The Middle School track team competed in a meet against a variety of local charter schools on Tuesday. Eighth grader Jocelyn Gill took first place in shotput by six feet and the long jump by nearly three feet! She also won the high jump, with Sienna Douglas taking second place. The girls 4x100M relay team, including eighth graders Joi Young, Ava Williams, Avis Weedan, and Zara Ferguson, took fourth overall out of nearly 30 groups. Sixth grader Lia Simone Valentine took seventh overall in the 400M race, and seventh grader Ben Hitt finished sixth overall in the 1600M for the boys, while eighth grader Madelyn Zeller finished tenth for the girls. In the 200M, sixth grader Cat McPherson finished first for the Latin girls and eighth grader Deandre Foxx finished first for the Latin boys. The boys’ 4x800M relay team, consisting of eight graders Ben Hitt and Zeke Schmidgall, sixth grader Liam Pittard, and seventh grader Charlie Batkin, finished second, losing the race by just 0.01 seconds. Charlie raced against a top runner for DCI and kept pace with him the whole way. A great day at the races!
Fifth graders at the 2nd Street Campus launched model rockets in the field this week in Ms. Dorsey’s science class. Sam Alvord, father of fifth grader Caleb Alvord, helped the students create Estes model rockets with metal with plastic fins and a parachute inside. The experiment used solid rocket fuel made with black powder propellant to create a reaction like dynamite. Students put metal starters into the end of the propellant. The starters were connected with alligator clips to a wired launch stick. The launch stick sends an electrical current to the starter which heats up and ignites the propellant. Students created charts of the blast off, showing Newton’s Three Laws of Motion and describing the types of forces and energy the rocket used and produced.
In Mr. Lawrence Liu’s Upper School Government class, students are discussing the purpose of government and evaluating whether the most important role is keeping order or protecting individual rights. Students are reading excerpts from Thomas Hobbes’ Leviathan and summaries of John Locke’s view of government. The discussion will help students work on asking questions, citing texts, and evaluating each other’s thoughts. This type of discussion helps build substantive knowledge of history and philosophy and the practical skills necessary to evaluate and think critically. Mr. Liu, who worked as a lawyer both in private practice and in a federal agency, uses his legal expertise and experience in the classroom to help deepen students’ understanding.

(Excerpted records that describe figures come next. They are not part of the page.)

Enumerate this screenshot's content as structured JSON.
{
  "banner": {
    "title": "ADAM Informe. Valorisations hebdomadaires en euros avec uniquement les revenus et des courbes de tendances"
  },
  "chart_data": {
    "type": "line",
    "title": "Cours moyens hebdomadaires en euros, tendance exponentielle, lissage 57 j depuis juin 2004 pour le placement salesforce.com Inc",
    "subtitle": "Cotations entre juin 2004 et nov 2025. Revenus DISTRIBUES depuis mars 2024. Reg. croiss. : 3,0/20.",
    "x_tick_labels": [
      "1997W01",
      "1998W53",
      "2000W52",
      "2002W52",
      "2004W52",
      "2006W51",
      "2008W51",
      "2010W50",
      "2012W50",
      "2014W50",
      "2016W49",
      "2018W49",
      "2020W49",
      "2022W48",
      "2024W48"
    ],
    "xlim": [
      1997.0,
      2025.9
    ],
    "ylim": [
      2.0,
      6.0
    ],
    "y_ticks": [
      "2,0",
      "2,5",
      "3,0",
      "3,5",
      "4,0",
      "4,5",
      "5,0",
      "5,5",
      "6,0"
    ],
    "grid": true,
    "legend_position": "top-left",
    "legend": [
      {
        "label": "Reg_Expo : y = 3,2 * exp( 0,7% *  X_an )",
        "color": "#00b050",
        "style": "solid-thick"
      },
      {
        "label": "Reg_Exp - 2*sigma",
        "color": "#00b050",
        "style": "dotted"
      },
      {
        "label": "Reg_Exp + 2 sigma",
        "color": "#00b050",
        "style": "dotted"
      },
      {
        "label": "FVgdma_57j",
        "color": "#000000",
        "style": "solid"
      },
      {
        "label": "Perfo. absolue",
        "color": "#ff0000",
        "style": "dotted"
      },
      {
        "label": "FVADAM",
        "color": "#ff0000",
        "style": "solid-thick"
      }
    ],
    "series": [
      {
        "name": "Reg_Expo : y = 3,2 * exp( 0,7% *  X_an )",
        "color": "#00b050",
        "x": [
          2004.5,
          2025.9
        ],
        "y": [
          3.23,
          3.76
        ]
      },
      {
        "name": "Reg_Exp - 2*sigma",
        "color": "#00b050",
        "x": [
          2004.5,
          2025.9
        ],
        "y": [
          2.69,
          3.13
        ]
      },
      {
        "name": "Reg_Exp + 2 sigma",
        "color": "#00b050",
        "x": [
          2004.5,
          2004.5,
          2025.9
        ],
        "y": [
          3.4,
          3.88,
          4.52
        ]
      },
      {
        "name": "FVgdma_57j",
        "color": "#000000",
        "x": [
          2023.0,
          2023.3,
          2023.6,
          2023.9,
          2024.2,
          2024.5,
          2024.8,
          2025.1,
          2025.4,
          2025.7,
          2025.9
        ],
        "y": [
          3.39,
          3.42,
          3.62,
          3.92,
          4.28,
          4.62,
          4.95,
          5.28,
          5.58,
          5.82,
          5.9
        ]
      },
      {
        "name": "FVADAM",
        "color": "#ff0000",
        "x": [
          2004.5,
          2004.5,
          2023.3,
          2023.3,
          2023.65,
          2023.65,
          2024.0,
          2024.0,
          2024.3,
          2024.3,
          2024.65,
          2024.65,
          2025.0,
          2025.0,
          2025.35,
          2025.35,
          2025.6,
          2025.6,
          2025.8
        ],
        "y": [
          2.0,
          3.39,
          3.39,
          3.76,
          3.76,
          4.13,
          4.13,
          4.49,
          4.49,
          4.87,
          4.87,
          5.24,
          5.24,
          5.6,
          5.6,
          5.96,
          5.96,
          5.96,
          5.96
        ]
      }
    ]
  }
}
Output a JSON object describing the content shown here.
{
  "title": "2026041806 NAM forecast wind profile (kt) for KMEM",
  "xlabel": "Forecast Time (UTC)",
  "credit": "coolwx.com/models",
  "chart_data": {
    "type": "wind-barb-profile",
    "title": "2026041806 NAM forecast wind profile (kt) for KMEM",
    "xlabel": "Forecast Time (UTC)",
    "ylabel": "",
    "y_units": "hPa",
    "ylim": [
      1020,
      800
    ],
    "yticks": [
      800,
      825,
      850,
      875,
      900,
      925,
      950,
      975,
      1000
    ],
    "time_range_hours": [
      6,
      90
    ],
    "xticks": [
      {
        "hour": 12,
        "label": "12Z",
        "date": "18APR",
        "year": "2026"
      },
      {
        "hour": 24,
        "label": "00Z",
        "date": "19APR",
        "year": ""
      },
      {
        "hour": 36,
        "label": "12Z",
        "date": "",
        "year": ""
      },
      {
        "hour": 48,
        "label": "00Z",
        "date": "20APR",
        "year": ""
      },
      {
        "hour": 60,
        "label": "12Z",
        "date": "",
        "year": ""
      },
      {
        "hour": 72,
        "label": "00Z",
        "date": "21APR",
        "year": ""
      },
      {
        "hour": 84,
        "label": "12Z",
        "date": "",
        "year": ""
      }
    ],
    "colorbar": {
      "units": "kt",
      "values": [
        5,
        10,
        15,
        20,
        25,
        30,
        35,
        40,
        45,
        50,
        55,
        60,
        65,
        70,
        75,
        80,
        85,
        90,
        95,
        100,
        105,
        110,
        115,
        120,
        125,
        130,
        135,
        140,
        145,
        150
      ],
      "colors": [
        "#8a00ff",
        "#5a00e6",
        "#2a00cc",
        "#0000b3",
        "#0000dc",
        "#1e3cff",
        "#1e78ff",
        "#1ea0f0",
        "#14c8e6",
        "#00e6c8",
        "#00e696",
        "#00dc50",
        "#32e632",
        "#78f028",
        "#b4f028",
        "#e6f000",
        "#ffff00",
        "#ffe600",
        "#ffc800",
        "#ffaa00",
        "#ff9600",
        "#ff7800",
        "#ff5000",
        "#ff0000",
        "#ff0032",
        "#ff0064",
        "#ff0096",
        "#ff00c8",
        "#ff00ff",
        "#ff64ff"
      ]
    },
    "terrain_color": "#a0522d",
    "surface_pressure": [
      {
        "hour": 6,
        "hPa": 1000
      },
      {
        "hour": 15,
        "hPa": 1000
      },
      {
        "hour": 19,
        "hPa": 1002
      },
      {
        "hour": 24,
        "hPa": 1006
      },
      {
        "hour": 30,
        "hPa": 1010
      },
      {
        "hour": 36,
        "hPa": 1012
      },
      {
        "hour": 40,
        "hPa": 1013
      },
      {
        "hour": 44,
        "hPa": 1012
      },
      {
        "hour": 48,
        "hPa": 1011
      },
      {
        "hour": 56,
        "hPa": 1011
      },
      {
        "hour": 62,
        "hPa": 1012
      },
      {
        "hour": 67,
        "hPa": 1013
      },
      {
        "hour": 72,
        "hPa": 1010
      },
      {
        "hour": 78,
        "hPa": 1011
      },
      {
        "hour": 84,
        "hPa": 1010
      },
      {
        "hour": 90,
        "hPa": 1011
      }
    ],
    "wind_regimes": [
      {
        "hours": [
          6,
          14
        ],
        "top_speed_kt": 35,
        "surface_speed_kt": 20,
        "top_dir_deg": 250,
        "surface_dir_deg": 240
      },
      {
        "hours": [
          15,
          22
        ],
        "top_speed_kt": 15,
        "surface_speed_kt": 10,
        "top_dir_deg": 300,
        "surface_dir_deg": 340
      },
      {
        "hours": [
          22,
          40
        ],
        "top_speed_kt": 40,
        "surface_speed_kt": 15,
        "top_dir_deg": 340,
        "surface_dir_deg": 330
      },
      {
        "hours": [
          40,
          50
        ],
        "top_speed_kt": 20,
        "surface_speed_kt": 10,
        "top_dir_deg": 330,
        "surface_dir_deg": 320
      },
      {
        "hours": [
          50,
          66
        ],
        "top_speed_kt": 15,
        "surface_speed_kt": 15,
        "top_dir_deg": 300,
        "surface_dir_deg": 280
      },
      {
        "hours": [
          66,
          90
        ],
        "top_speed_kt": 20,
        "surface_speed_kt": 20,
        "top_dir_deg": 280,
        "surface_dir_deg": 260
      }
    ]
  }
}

Students in various English classes are reflecting on summer reading through writing and projects. In Ms. Peale’s seventh grade class, students are writing essays about their summer choice books. In eighth grade, students are writing narrative poems to demonstrate the experience of the different narrators in the book Refugee. Students in Ms. Alston’s ninth grade class are making a timeline of the events in their summer reading book How the Garcia Girls Lost Their Accents, putting the story, which is in reverse chronological order, into the correct order and choosing the most significant events. Students in AP Language will be presenting to the class using emblematic images from history, art, or popular culture to help express ideas about the graphic novel of Abraham Lincoln’s “Gettysburg Address” talking about the relationship between words and image.
Last Friday Ms. Melissa Vercammen’s choir class took their music outdoors for a kinesthetic test of their music knowledge. Students lined up along the lines on the blacktop by the lunch tables and had to move their bodies in line with different slabs of pavement to name that note. Students cheered each other on as players were eliminated, testing to see their knowledge of notes using physical space to represent the different letters. Ms. Vercammen, who has been a member of our faculty for more than a decade, is the chair of the arts department and teaches choir, music and Jazz band for students in 8th through 12th grade.